If we don’t know what the system can detect (true positives), how can we make any comparative statements between algorithms? We can make a statement about this very setup and this very data set that was used, but again, we’d have to quantify the biases better.
In contrast to the supervised approach, the domain expert approach has a non-zero chance of finding future zero days due to the characterization of bad ‘behavior’. That isn’t discussed in the paper, but is a crucial fact.
The paper claims a 97% detection rate with a false positive rate of less than 1% for the domain expert approach. But that’s with domain expert “Joe”. What about if I wrote the domain knowledge?

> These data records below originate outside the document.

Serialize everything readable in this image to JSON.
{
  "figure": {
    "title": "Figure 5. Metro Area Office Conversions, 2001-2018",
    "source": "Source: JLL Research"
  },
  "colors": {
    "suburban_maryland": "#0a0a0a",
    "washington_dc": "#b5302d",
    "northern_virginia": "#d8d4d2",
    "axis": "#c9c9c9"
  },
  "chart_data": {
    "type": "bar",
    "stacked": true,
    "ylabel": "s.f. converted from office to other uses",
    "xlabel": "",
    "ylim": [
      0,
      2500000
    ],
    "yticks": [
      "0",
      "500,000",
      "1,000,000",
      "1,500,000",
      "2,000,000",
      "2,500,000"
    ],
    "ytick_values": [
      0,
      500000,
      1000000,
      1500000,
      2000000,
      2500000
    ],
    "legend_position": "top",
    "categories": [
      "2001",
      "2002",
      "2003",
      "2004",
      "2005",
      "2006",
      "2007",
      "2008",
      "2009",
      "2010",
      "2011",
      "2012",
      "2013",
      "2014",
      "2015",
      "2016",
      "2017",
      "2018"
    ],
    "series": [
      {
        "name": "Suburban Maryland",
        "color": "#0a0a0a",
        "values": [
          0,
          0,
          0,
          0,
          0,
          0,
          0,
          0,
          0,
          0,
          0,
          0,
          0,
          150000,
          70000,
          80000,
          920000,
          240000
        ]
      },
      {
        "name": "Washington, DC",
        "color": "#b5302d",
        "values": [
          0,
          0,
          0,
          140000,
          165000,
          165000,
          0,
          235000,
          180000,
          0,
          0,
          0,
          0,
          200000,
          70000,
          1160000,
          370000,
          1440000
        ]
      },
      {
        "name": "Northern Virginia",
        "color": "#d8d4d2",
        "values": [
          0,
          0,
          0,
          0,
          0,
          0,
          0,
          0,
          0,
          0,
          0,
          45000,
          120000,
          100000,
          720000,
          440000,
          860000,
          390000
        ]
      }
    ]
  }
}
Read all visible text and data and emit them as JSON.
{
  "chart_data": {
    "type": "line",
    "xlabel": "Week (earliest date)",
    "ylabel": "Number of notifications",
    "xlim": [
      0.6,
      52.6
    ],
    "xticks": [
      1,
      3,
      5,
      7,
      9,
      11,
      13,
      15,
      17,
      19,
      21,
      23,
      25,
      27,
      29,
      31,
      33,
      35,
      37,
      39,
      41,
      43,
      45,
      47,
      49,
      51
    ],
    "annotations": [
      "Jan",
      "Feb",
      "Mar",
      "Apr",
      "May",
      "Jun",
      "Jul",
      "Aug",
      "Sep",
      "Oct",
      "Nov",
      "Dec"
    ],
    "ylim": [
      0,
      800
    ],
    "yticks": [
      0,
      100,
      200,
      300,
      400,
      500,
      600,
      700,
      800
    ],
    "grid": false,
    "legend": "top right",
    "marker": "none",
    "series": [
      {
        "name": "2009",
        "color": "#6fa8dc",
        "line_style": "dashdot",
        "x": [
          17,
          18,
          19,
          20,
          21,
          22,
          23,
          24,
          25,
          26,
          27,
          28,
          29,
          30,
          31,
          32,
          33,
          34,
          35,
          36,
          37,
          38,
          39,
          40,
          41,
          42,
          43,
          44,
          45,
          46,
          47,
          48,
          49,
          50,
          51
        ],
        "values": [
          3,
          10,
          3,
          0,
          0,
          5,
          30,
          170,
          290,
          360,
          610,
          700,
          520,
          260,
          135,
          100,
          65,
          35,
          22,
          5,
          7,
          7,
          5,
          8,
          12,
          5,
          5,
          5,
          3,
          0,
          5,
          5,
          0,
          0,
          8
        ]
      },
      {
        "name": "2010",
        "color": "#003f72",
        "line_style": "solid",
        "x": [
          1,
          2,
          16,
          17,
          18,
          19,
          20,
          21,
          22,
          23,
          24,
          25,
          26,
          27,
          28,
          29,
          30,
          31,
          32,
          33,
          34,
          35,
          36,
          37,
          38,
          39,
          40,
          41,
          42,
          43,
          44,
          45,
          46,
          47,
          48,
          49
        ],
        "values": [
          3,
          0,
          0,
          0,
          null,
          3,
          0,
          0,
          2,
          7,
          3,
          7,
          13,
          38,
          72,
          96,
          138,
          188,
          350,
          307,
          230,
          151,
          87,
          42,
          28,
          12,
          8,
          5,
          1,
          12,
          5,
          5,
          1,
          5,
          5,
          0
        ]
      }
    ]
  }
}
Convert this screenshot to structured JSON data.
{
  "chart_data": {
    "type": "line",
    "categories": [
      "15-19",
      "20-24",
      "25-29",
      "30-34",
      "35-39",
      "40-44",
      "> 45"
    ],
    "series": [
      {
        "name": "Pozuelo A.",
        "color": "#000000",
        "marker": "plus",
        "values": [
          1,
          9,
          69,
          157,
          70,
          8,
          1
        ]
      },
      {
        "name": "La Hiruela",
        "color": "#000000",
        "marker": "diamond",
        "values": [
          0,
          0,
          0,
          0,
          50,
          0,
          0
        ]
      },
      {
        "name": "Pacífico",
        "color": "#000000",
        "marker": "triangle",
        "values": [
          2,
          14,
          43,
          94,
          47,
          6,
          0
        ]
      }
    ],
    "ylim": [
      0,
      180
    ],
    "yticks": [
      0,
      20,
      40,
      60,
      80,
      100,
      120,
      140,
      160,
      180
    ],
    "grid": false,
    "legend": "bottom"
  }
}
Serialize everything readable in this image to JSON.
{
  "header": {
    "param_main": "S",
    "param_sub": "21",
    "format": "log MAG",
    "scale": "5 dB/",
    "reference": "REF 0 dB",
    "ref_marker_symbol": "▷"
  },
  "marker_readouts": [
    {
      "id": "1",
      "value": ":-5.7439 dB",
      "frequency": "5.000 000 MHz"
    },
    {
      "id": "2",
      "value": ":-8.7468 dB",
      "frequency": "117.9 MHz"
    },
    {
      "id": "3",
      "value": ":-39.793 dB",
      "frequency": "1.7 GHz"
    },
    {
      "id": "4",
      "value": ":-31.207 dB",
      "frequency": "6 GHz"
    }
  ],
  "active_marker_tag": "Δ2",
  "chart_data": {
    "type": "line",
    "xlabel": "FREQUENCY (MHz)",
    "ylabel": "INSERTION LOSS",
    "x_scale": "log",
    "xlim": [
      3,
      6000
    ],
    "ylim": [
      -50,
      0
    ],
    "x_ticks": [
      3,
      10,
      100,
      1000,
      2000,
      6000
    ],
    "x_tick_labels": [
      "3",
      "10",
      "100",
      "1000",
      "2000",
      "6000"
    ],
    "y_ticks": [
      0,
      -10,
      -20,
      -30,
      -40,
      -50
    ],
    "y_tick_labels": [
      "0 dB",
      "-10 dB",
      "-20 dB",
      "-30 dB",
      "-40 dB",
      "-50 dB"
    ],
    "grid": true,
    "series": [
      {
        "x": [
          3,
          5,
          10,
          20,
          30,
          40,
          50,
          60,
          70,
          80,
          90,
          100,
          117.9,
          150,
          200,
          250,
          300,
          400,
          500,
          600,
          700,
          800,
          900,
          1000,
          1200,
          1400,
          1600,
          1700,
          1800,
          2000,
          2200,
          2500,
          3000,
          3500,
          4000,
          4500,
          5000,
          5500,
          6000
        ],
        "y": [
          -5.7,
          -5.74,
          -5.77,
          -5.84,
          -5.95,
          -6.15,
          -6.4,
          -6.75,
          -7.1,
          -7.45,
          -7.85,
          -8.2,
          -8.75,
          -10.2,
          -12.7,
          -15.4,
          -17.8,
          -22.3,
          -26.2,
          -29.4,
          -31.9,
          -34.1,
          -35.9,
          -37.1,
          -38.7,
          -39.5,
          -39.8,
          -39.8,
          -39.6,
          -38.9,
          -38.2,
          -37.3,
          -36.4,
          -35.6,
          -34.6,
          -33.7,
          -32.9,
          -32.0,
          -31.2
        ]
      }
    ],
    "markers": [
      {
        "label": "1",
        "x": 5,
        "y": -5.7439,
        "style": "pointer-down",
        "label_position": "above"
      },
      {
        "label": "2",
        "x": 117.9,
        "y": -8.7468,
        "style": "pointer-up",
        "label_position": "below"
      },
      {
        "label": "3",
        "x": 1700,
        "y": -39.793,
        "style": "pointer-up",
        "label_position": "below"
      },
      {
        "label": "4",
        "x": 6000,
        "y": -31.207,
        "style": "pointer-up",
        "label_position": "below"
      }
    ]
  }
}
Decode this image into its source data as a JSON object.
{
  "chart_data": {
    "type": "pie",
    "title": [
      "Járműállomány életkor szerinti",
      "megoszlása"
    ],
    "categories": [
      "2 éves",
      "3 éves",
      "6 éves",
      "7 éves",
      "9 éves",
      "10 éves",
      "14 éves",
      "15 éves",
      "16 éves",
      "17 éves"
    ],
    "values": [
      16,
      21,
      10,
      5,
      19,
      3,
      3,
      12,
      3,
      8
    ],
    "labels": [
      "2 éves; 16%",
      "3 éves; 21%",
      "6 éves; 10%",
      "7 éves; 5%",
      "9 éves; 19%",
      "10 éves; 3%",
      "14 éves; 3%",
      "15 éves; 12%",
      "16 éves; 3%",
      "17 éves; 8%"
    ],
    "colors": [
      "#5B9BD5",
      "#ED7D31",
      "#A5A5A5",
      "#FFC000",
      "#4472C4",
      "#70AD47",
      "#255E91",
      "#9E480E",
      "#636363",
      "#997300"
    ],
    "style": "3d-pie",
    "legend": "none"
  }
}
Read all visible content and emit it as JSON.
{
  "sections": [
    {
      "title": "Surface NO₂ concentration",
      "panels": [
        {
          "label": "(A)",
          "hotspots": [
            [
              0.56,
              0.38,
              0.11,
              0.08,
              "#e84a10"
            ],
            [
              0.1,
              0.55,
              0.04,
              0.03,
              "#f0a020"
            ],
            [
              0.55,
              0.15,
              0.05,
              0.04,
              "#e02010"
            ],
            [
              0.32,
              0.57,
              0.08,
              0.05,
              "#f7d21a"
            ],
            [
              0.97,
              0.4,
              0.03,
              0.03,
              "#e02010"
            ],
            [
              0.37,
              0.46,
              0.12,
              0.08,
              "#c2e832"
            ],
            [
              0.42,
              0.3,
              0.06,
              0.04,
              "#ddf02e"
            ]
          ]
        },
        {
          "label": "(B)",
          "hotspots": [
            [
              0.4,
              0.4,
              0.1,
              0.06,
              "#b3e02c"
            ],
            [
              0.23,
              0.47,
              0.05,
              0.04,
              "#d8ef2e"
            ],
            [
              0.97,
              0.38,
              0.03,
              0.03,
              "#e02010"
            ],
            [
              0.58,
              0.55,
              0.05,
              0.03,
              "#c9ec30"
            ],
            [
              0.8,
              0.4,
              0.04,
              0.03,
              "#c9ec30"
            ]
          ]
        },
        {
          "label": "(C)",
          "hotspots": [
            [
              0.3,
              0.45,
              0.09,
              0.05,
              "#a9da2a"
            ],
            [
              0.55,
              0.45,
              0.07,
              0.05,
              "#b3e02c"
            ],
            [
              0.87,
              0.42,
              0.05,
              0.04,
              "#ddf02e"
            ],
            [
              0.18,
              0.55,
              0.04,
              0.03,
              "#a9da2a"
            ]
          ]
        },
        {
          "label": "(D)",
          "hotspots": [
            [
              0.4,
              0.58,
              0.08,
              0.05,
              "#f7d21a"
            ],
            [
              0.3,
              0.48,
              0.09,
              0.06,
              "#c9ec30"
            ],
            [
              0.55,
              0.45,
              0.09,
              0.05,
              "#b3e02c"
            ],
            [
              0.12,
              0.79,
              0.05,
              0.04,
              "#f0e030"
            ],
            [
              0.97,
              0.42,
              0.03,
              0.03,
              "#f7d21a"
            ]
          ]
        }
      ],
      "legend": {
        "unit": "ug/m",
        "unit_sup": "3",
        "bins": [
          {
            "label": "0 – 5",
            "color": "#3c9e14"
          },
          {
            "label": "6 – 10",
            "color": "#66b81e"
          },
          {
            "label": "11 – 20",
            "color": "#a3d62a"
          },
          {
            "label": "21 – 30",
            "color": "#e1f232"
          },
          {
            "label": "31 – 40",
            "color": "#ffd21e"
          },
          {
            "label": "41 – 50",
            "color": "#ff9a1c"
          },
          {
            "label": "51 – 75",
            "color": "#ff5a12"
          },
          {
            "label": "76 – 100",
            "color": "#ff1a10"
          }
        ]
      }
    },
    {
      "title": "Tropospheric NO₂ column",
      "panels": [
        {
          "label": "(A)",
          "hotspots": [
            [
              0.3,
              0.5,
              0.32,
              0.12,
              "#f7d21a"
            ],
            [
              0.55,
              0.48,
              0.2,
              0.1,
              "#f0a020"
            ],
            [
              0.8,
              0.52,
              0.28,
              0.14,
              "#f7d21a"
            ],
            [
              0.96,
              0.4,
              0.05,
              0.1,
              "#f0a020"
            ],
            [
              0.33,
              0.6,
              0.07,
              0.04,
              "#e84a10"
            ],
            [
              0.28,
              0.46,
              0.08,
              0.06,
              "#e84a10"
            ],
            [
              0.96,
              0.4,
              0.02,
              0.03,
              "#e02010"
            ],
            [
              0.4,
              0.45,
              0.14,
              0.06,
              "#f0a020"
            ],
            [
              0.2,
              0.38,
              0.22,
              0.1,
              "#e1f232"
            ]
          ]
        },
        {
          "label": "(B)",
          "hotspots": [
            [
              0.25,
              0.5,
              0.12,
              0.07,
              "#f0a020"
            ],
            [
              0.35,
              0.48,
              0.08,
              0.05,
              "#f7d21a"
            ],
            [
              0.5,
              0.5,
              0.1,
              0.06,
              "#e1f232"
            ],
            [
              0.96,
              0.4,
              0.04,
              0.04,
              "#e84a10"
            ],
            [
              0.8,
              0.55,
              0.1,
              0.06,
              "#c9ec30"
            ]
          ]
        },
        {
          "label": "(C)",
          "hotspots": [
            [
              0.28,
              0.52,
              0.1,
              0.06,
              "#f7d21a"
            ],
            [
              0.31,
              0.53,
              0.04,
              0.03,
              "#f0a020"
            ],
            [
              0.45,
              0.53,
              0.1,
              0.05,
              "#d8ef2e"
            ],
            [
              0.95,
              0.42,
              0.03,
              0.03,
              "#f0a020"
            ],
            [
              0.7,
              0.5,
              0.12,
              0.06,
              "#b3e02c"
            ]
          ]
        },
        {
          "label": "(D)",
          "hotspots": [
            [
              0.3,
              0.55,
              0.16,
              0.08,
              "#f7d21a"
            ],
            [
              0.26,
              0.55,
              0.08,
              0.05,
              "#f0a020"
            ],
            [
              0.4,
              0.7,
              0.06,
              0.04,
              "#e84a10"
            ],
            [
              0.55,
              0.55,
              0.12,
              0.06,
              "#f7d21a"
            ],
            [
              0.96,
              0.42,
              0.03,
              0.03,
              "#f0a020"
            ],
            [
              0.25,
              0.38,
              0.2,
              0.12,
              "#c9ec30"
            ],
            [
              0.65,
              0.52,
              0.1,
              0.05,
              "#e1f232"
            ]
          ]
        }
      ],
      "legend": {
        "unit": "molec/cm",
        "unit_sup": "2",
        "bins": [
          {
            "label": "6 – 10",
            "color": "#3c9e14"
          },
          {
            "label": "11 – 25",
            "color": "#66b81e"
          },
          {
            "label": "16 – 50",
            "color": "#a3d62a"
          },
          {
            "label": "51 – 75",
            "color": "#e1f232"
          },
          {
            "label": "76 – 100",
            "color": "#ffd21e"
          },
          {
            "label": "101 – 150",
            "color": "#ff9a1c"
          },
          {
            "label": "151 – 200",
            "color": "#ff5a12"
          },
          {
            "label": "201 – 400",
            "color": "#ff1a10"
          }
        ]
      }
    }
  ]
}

Wouldn’t that completely skew the system? You have to somehow characterize the domain knowledge. Or quantify its accuracy. How would you do that?
Especially the last two points make the paper almost irrelevant. The fact that this wasn’t validated in a larger, real-world environment is another fallacy I keep seeing in research papers. Who says this environment was representative of every environment? Overall, I think this research is dangerous and is actually portraying wrong information. We cannot make a statement that deep learning is better than domain knowledge. The numbers for detection rates are dangerous and biased, but the bias isn’t discussed in the paper.
Before even diving into the topic of Causality Research, I need to clarify my use of the term #AI. I am getting sloppy in my definitions and am using AI like everyone else is using it, as a synonym for analytics. In the following, I’ll even use it as a synonym for supervised machine learning. Excuse my sloppiness …
Causality Research is a topic that has emerged from the shortcomings of supervised machine learning (SML) approaches. You train an algorithm with training data and it learns certain properties of that data to make decisions. For some problems that works really well and we don’t even care about what exactly the algorithm has learned. But in certain cases, we really would like to know what the system just learned. Your self-driving car, for example. Wouldn’t it be nice if we actually knew how the car makes decisions? Not just for our own peace of mind, but also to enable verifyability and testing.
Here are some thoughts about what is happening in the area of causality for AI:
This topic is drawing attention because people are having their blinders on when defining what AI is. AI is more than supervised machine learning, and a number of the algorithms in the field, like belief networks, are beautifully explainable.
We need to get away from using specific algorithms as the focal point of our approaches. We need to look at the problem itself and determine what the right solution to the problem is. Some of the very old methods like belief networks (I sound like a broken record) are fabulous and have deep explainability. In the grand scheme of things, only few problems require supervised machine learning.
We are finding ourselves in a world where some people believe that data can explain everything. It cannot. History is not a predictor of the future. Even in experimental physics, we are getting to our limits and have to start understanding the fundamentals to get to explainability. We need to build systems that help experts encode their knowledge and augments human cognition by automating tasks that machines are good at.
The recent Cylance faux pas is a great example why supervised machine learning and AI can be really really dangerous. And it brings up a different topic that we need to start exploring more, which is how we measure the efficacy or precision of AI algorithms. How do we assess the things a given AI or machine learning approach misses and what are the things it classifies wrong? How does one compute these metrics for AI algorithms? How do we determine whether one algorithm is better than another. For example, the algorithm that drives your car. How do you know how good it is? Does a software update make it better? How much? That’s a huge problem in AI and ‘causality research’ might be able to help develop methods to quantify efficacy.